Снимает с печурки так и не просохшее пальто.

– Куда на ночь-та? Банды по округе.

– Белые? – спрашивает Анна. Еще в Ялте писатель Сатин говорил, что белогвардейцы частично ушли в горы.

– Хтош их пойметь. – Настёна рукой машет. – Всех цветов были, что могли обчистить, обчистили. Брать боле неча, а всё одно приходют. Ты, барышня, околь печурки на сундук ложись. Рассвететь, и пойдешь. Береженого бог, он бережеть.

Анна ложится на тюфяк, брошенный Настёной на деревянный сундук. Спать не спится. Жестко. Неудобно. Холодно до дрожи. И страшно. За себя. За девочек. За жизнь.

– Настёна, а вам лет сколько? – тихо спрашивает Анна. Не услышит старуха, значит, не надо такие вопросы задавать.

Но старуха отвечает:

– Так, поди, уже три десятка было. Доку́ментов не осталося, погорело всё. Но матерь сказывала, девяностого году я рождения. Почитай, тридцать на тот Яблочный Спас и сровнялось.

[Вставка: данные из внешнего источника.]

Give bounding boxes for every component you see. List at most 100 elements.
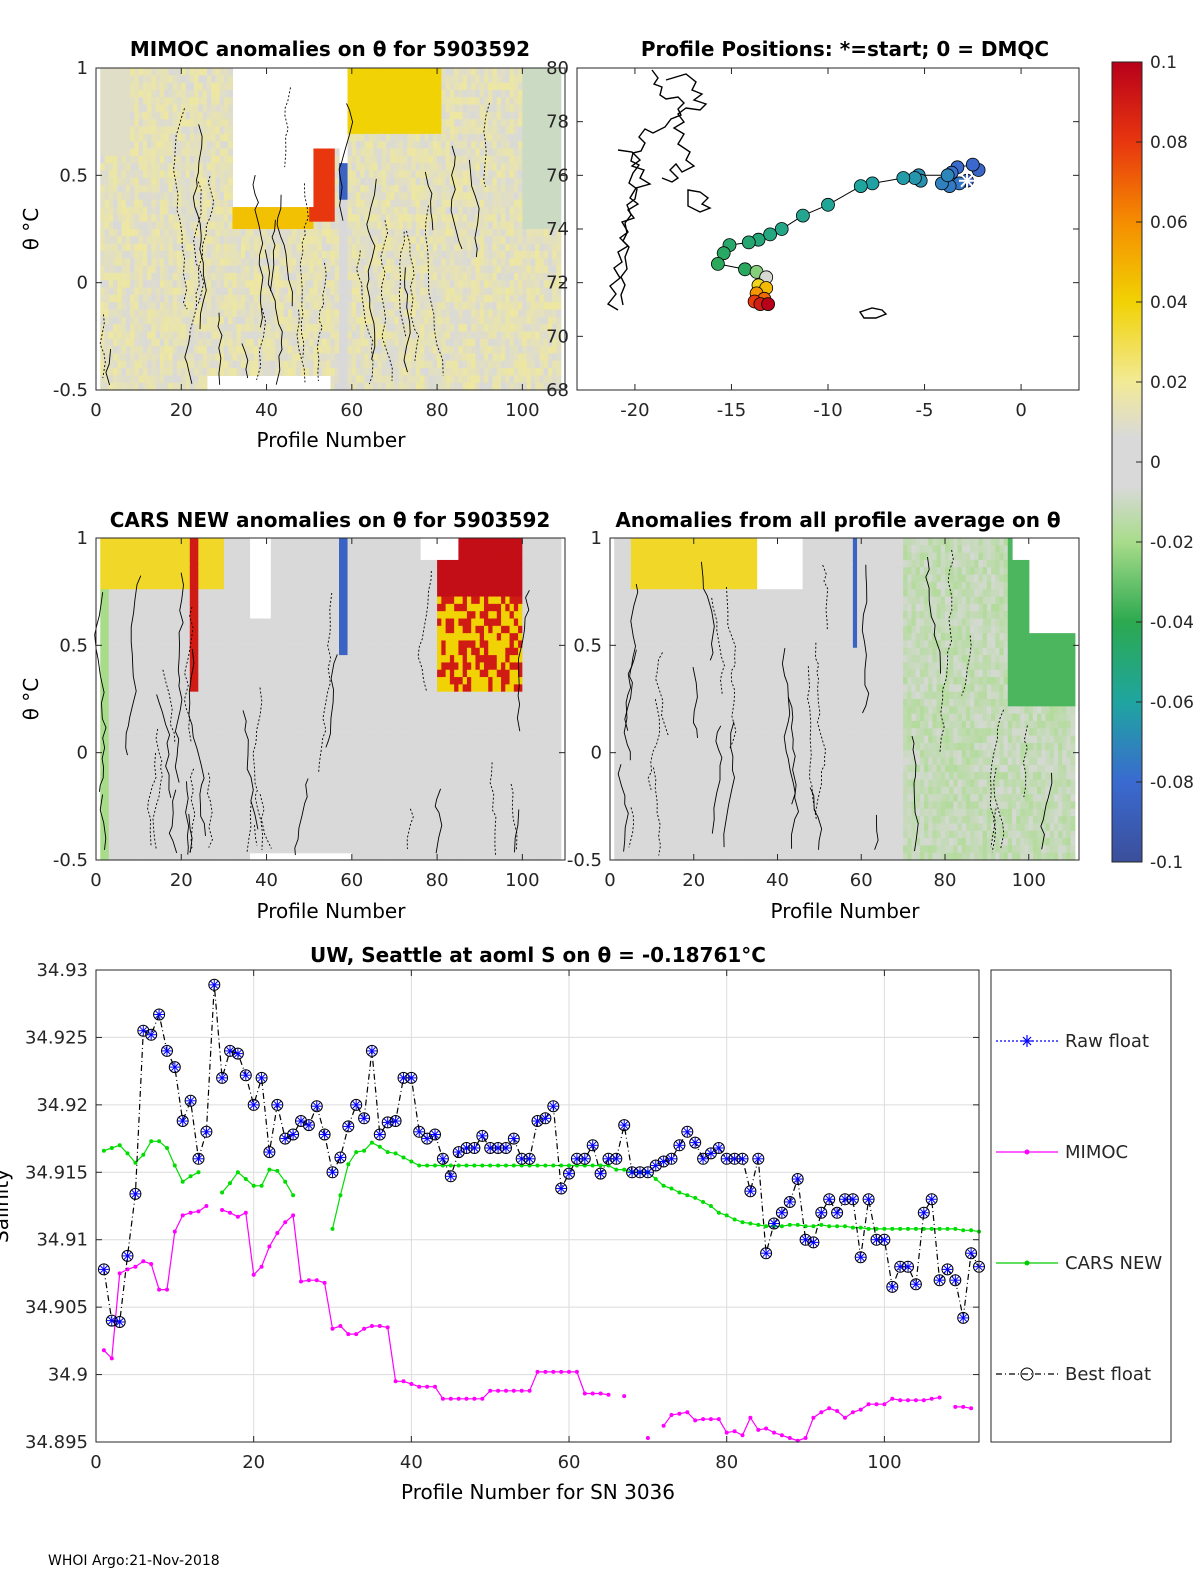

Тридцать! Старухе тридцать лет! Как ей, Анне.

Война это сделала или всегда так было, что крестьянки в тридцать лет становились старухами, только она в своем другом мире об этом не знала?

Дремать Анна начинает только под утро. Но вскоре просыпается от холода и затекших ног. Печурка за ночь остыла, пар идет изо рта. И спать на тюфяке она не привыкла, не чует ног. Едва-едва их разминает, морщась от боли – будто тысячи иголок впиваются в затекшие ступни. Тихо натягивает свое пальто и юбку, оставляя ситцевые в синий горошек возле печурки. Ботинки ее так и не просохли, но выбирать не приходится. Хочет тихо выскользнуть за порог сарая, но рассохшаяся дверь на проржавевших петлях успевает скрипнуть.

– Постой!

Анна пугается Настёниного голоса. Донесет? Прикрывает за собой дверь. Скорее бы теперь выбраться из мертвого села.